Welch, who was riding in the back, was pronounced dead at the scene.
"They miss him a lot," said Brad Kenney, youth director at First United Methodist Church of Moorestown, who was on hand to counsel students and keep reporters away from them. "Evan was funny and light-hearted and could always make you smile."
Bach said counselors would also be available throughout the week at First Presbyterian Church.
About 150 students spontaneously gathered in the high school parking lot Sunday afternoon after learning about Welch's death. They were crying and hugging, Bach said. School officials opened the cafeteria for them to meet and console one another, he said.
"It was very comforting to them to come here.
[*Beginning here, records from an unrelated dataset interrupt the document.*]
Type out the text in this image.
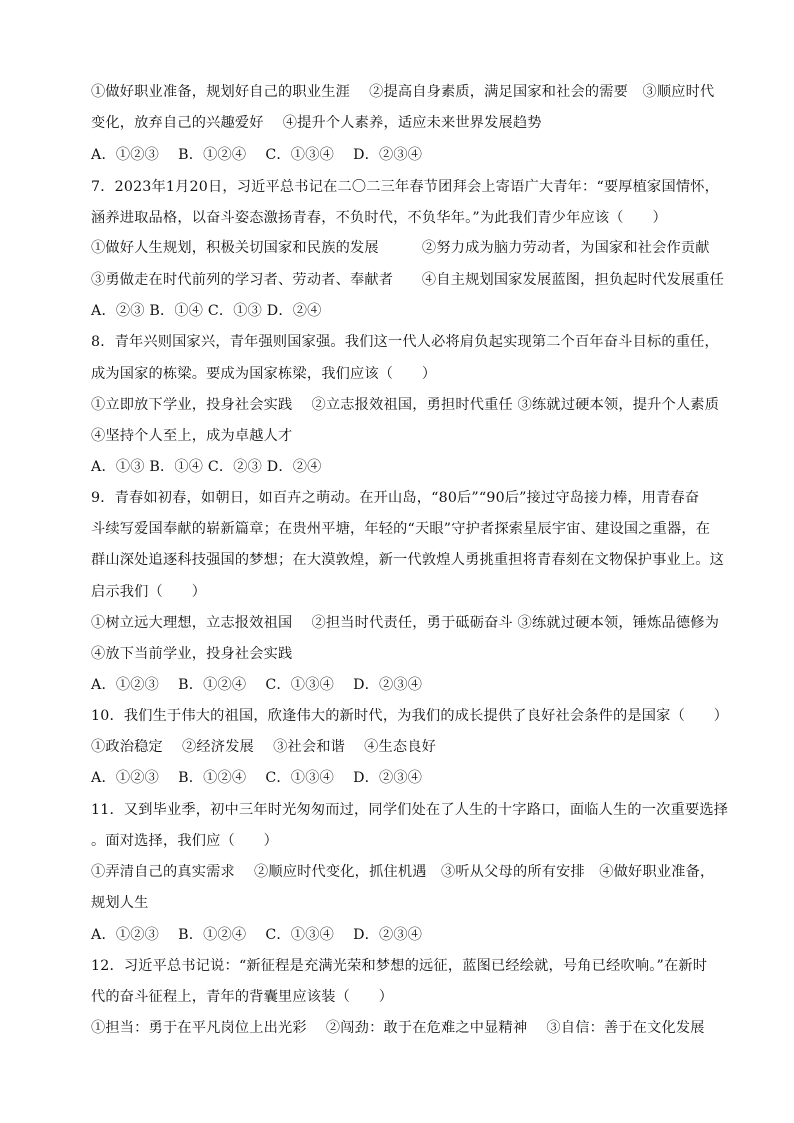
①做好职业准备，规划好自己的职业生涯　 ②提高自身素质，满足国家和社会的需要　③顺应时代
变化，放弃自己的兴趣爱好　 ④提升个人素养，适应未来世界发展趋势
A．①②③　 B．①②④　 C．①③④　 D．②③④
7．2023年1月20日，习近平总书记在二〇二三年春节团拜会上寄语广大青年：“要厚植家国情怀，
涵养进取品格，以奋斗姿态激扬青春，不负时代，不负华年。”为此我们青少年应该（　　）
①做好人生规划，积极关切国家和民族的发展　　　②努力成为脑力劳动者，为国家和社会作贡献
③勇做走在时代前列的学习者、劳动者、奉献者　　④自主规划国家发展蓝图，担负起时代发展重任
A．②③ B．①④ C．①③ D．②④
8．青年兴则国家兴，青年强则国家强。我们这一代人必将肩负起实现第二个百年奋斗目标的重任，
成为国家的栋梁。要成为国家栋梁，我们应该（　　）
①立即放下学业，投身社会实践　 ②立志报效祖国，勇担时代重任 ③练就过硬本领，提升个人素质
④坚持个人至上，成为卓越人才
A．①③ B．①④ C．②③ D．②④
9．青春如初春，如朝日，如百卉之萌动。在开山岛，“80后”“90后”接过守岛接力棒，用青春奋
斗续写爱国奉献的崭新篇章；在贵州平塘，年轻的“天眼”守护者探索星辰宇宙、建设国之重器，在
群山深处追逐科技强国的梦想；在大漠敦煌，新一代敦煌人勇挑重担将青春刻在文物保护事业上。这
启示我们（　　）
①树立远大理想，立志报效祖国　 ②担当时代责任，勇于砥砺奋斗 ③练就过硬本领，锤炼品德修为
④放下当前学业，投身社会实践
A．①②③　 B．①②④　 C．①③④　 D．②③④
10．我们生于伟大的祖国，欣逢伟大的新时代，为我们的成长提供了良好社会条件的是国家（　　）
①政治稳定　 ②经济发展　 ③社会和谐　 ④生态良好
A．①②③　 B．①②④　 C．①③④　 D．②③④
11．又到毕业季，初中三年时光匆匆而过，同学们处在了人生的十字路口，面临人生的一次重要选择
。面对选择，我们应（　　）
①弄清自己的真实需求　 ②顺应时代变化，抓住机遇　③听从父母的所有安排　④做好职业准备，
规划人生
A．①②③　 B．①②④　 C．①③④　 D．②③④
12．习近平总书记说：“新征程是充满光荣和梦想的远征，蓝图已经绘就，号角已经吹响。”在新时
代的奋斗征程上，青年的背囊里应该装（　　）
①担当：勇于在平凡岗位上出光彩　 ②闯劲：敢于在危难之中显精神　 ③自信：善于在文化发展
They felt school was the place to go and be safe," Bach said this morning.
"There were a lot of tears," said the Rev. Jonathan Miller, pastor of First Presbyterian Church on Bridgeboro Road in Moorestown, which Welch and his family attended and where Welch performed volunteer work. "Kids collapsed in my arms."
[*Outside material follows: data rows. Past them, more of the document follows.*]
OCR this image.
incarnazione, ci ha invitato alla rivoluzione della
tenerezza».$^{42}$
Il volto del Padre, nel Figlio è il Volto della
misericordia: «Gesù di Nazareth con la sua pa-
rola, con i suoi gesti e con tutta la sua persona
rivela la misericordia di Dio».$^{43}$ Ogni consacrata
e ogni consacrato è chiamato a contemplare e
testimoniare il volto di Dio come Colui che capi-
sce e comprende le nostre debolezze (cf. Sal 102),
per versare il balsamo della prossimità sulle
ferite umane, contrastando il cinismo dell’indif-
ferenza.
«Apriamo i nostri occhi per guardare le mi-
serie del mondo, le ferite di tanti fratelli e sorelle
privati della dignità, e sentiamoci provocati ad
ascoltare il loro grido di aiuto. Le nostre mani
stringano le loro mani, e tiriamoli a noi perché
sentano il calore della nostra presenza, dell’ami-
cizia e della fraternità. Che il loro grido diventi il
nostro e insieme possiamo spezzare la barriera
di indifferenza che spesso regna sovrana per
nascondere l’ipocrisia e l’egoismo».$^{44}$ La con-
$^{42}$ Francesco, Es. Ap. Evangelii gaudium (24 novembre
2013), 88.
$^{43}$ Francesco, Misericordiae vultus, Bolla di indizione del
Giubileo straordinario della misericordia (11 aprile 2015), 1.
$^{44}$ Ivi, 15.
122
Bach had called Miller to the school once the students gathered. On Sunday night, a huge group filled the church for an impromptu service for Welch, Miller said.
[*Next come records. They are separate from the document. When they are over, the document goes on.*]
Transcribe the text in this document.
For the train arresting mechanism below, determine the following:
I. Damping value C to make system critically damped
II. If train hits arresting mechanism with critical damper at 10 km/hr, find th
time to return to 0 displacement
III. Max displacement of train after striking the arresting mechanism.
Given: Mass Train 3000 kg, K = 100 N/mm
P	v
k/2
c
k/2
"I had never seen anything like that, and it was a sign to me that Evan was deeply loved," Miller said. "He had so much integrity."
Welch was described by a guidance counselor as "sturdy, sensitive and authentic." The athletic teen worked as a lifeguard and planned to attend college next year, intending to study business, Miller said.
Miller said that Welch had sung in the church choir and had been "wrestling with his faith." He had many questions and decided not to be confirmed when he was in the ninth grade, Miller said.
"He was trying to find more answers to give him strength," he added.
Welch's father, Ken, is a physical therapist and his mother, Joan, is a nurse in Camden, Miller said. Welch has an older brother and two older sisters, Miller said.
Hours after learning of their son's death, the Welches attended church on Sunday morning, Miller said. "We needed to be in church," Miller said Welch's father told him.
Services for Welch will be held at First Presbyterian on Friday.
Yesterday morning, Joan Welch invited her son's friends to come to the house and go into his room to take whatever they needed to remember her son by, Miller said.
The students later told Miller that Welch had very few possessions. "He had given many things away to friends," Miller said. "He truly did care about others."
Pugh said the crash was the first alcohol-related auto fatality in Moorestown since 1999. But Miller said it should be a "wake-up call" for the affluent community, where underage drinking has become an increasing problem. Residents last month voted overwhelmingly to prohibit liquor licenses and to keep Moorestown dry.
Last year, Moorestown High was rocked by scandal after a search turned up what police described as significant amounts of cocaine, amphetamines and other drugs. Six students were given drug tests and arrested.
In response, school officials met with middle and high school students to discuss ramped-up drug and alcohol policies.
Asked yesterday what the alcohol-related death means for those efforts, School Board President Don Mishler said, "I think what it says is we can't give up. We have to redouble our efforts as well as continue to draw the community in our efforts. We need help."